Important, high-quality sites receive a higher PageRank, which Google remembers each time it conducts a search. Of course, important pages mean nothing to you if they don't match your query. So, Google combines PageRank with sophisticated text-matching techniques to find pages that are both important and relevant to your search. Google goes far beyond the number of times a term appears on a page and examines all aspects of the page's content (and the content of the pages linking to it) to determine if it's a good match for your query.
Relationship between Search Engine Ranking and PageRank

While the exact algorithm of each search engine is a closely guarded secret, search engine analysts believe that the search engine results (ranking) is some form of a multiplier factor of ‘Page Relevance’ and ‘PageRank’. Simply put, the formula would look something like:

PR (A) = (1-d) + d (PR (t1)/C (t1) + ... + PR (tn)/C (tn))
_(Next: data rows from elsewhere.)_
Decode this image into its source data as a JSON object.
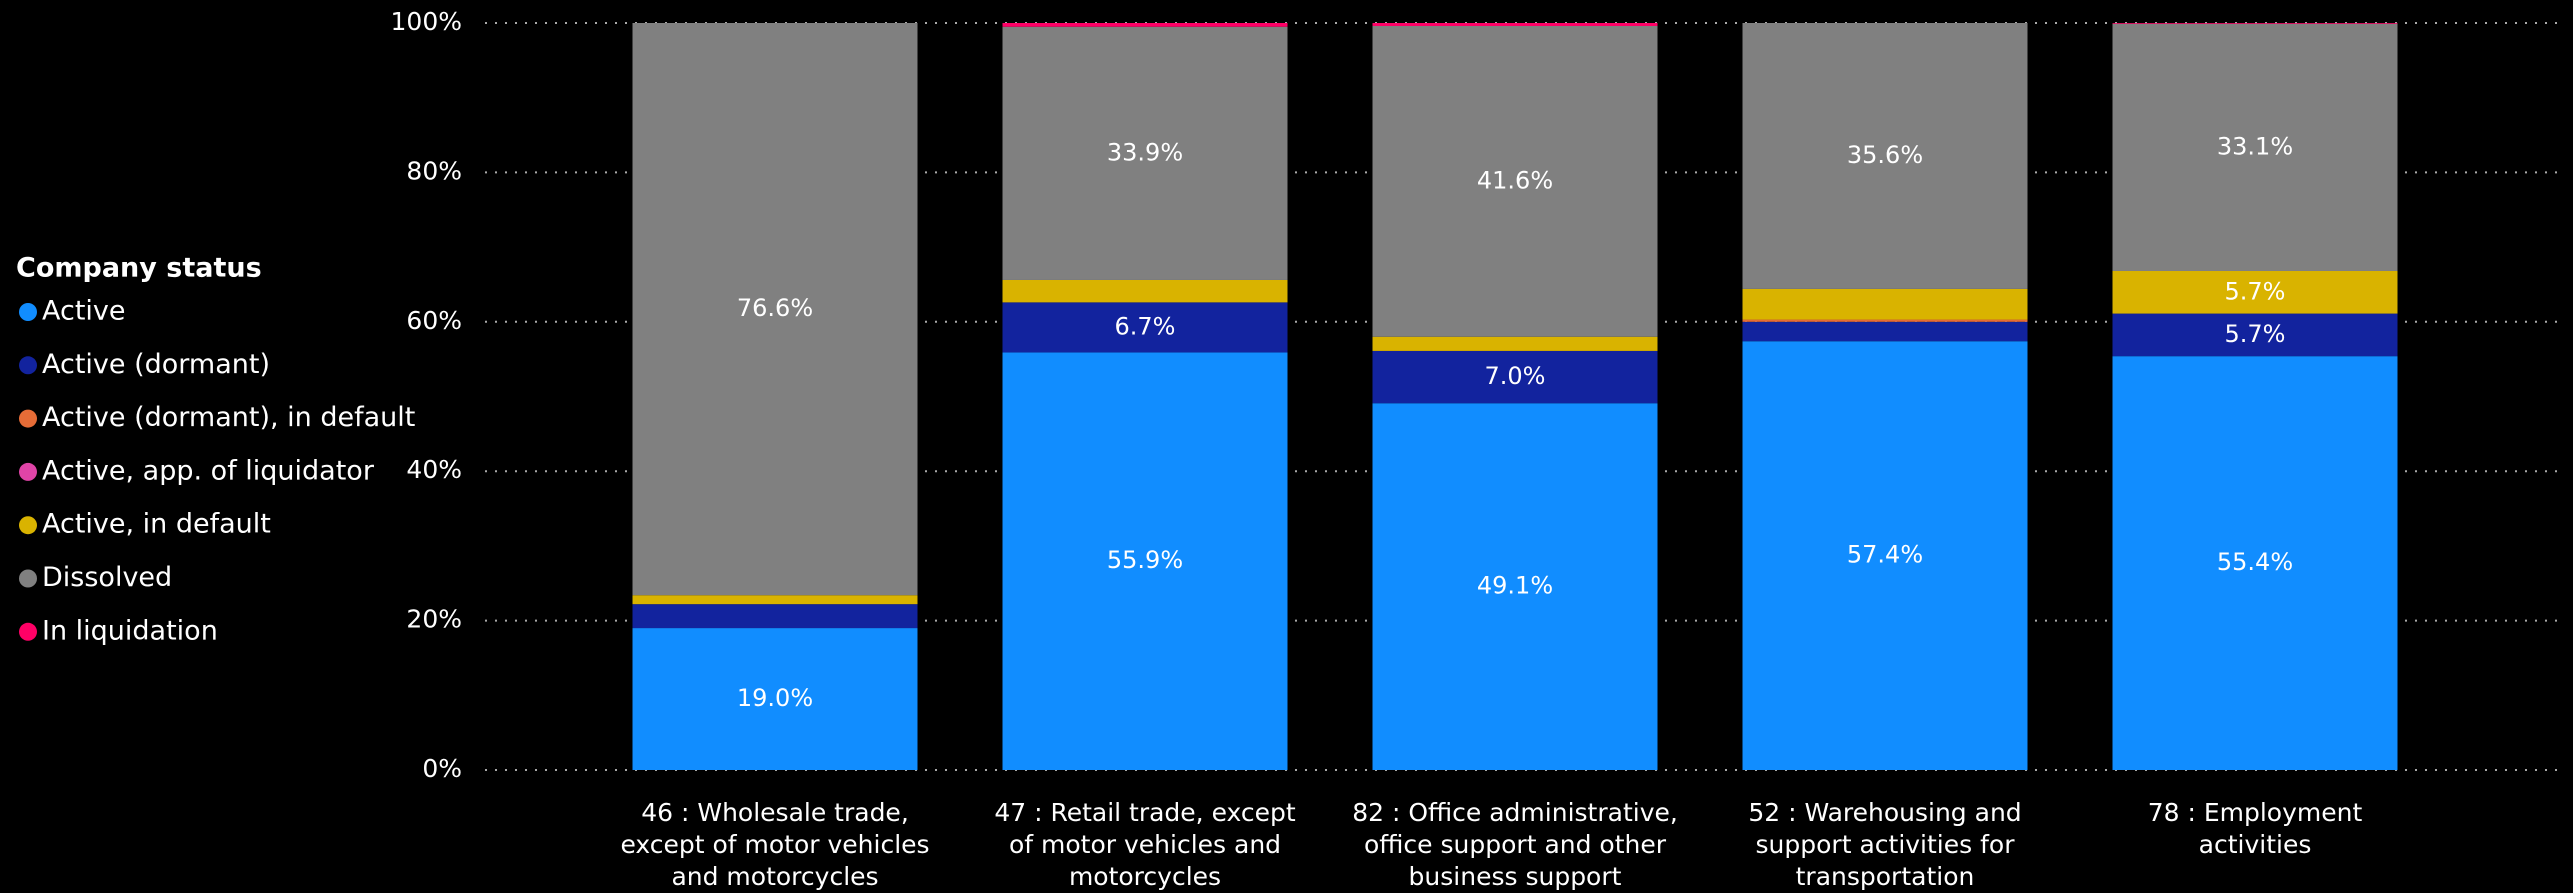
{
  "chart_data": {
    "type": "stacked_bar_100",
    "legend_title": "Company status",
    "legend_position": "left",
    "categories": [
      "46 : Wholesale trade, except of motor vehicles and motorcycles",
      "47 : Retail trade, except of motor vehicles and motorcycles",
      "82 : Office administrative, office support and other business support activities",
      "52 : Warehousing and support activities for transportation",
      "78 : Employment activities"
    ],
    "series": [
      {
        "name": "Active",
        "color": "#118DFF",
        "values": [
          19.0,
          55.9,
          49.1,
          57.4,
          55.4
        ],
        "value_labels": [
          "19.0%",
          "55.9%",
          "49.1%",
          "57.4%",
          "55.4%"
        ]
      },
      {
        "name": "Active (dormant)",
        "color": "#12239E",
        "values": [
          3.2,
          6.7,
          7.0,
          2.6,
          5.7
        ],
        "value_labels": [
          null,
          "6.7%",
          "7.0%",
          null,
          "5.7%"
        ]
      },
      {
        "name": "Active (dormant), in default",
        "color": "#E66C37",
        "values": [
          0,
          0,
          0,
          0.3,
          0
        ],
        "value_labels": [
          null,
          null,
          null,
          null,
          null
        ]
      },
      {
        "name": "Active, app. of liquidator",
        "color": "#E044A7",
        "values": [
          0,
          0,
          0,
          0,
          0
        ],
        "value_labels": [
          null,
          null,
          null,
          null,
          null
        ]
      },
      {
        "name": "Active, in default",
        "color": "#D9B300",
        "values": [
          1.2,
          3.0,
          1.9,
          4.1,
          5.7
        ],
        "value_labels": [
          null,
          null,
          null,
          null,
          "5.7%"
        ]
      },
      {
        "name": "Dissolved",
        "color": "#808080",
        "values": [
          76.6,
          33.9,
          41.6,
          35.6,
          33.1
        ],
        "value_labels": [
          "76.6%",
          "33.9%",
          "41.6%",
          "35.6%",
          "33.1%"
        ]
      },
      {
        "name": "In liquidation",
        "color": "#FF0066",
        "values": [
          0,
          0.5,
          0.4,
          0,
          0.1
        ],
        "value_labels": [
          null,
          null,
          null,
          null,
          null
        ]
      }
    ],
    "ylim": [
      0,
      100
    ],
    "yticks": [
      {
        "value": 0,
        "label": "0%"
      },
      {
        "value": 20,
        "label": "20%"
      },
      {
        "value": 40,
        "label": "40%"
      },
      {
        "value": 60,
        "label": "60%"
      },
      {
        "value": 80,
        "label": "80%"
      },
      {
        "value": 100,
        "label": "100%"
      }
    ],
    "grid": true
  }
}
That's the equation that calculates a page's PageRank. It's the original one that was published when PageRank was being developed, and it is probable that Google uses a variation of it but they aren't telling us what it is. It doesn't matter though, as this equation is good enough.

In the equation 't1 - tn' are pages linking to page A, ‘C’ is the number of outbound links that a page has and ‘d’ is a damping factor, usually set to 0.85.

We can think of it in a simpler way:-

A page's PageRank = 0.15 + 0.85 * (a “share” of the PageRank of every page that links to it) “share” = the linking page's PageRank divided by the number of outbound links on the page.

A page “votes” an amount of PageRank onto each page that it links to. The amount of PageRank that it has to vote with is a little less than its own PageRank value (its own value * 0.85). This value is shared equally between all the pages that it links to.

From this, we could conclude that a link from a page with PR4 and 5 outbound links are worth more than a link from a page with PR8 and 100 outbound links. The PageRank of a page that links to yours is important but the number of links on that page is also important. The more links there are on a page, the less PageRank value your page will receive from it.

If the PageRank value differences between PR1, PR2 ...PR10 were equal then that conclusion would hold up, but many people believe that the values between PR1 and PR10 (the maximum) are set on a logarithmic scale, and there is very good reason for believing it. Nobody outside Google knows for sure one way or the other, but the chances are high that the scale is logarithmic, or similar.

Whichever scale Google uses, we can be sure of one thing. A link from another site increases our site's PageRank. Just remember to avoid links from link farms.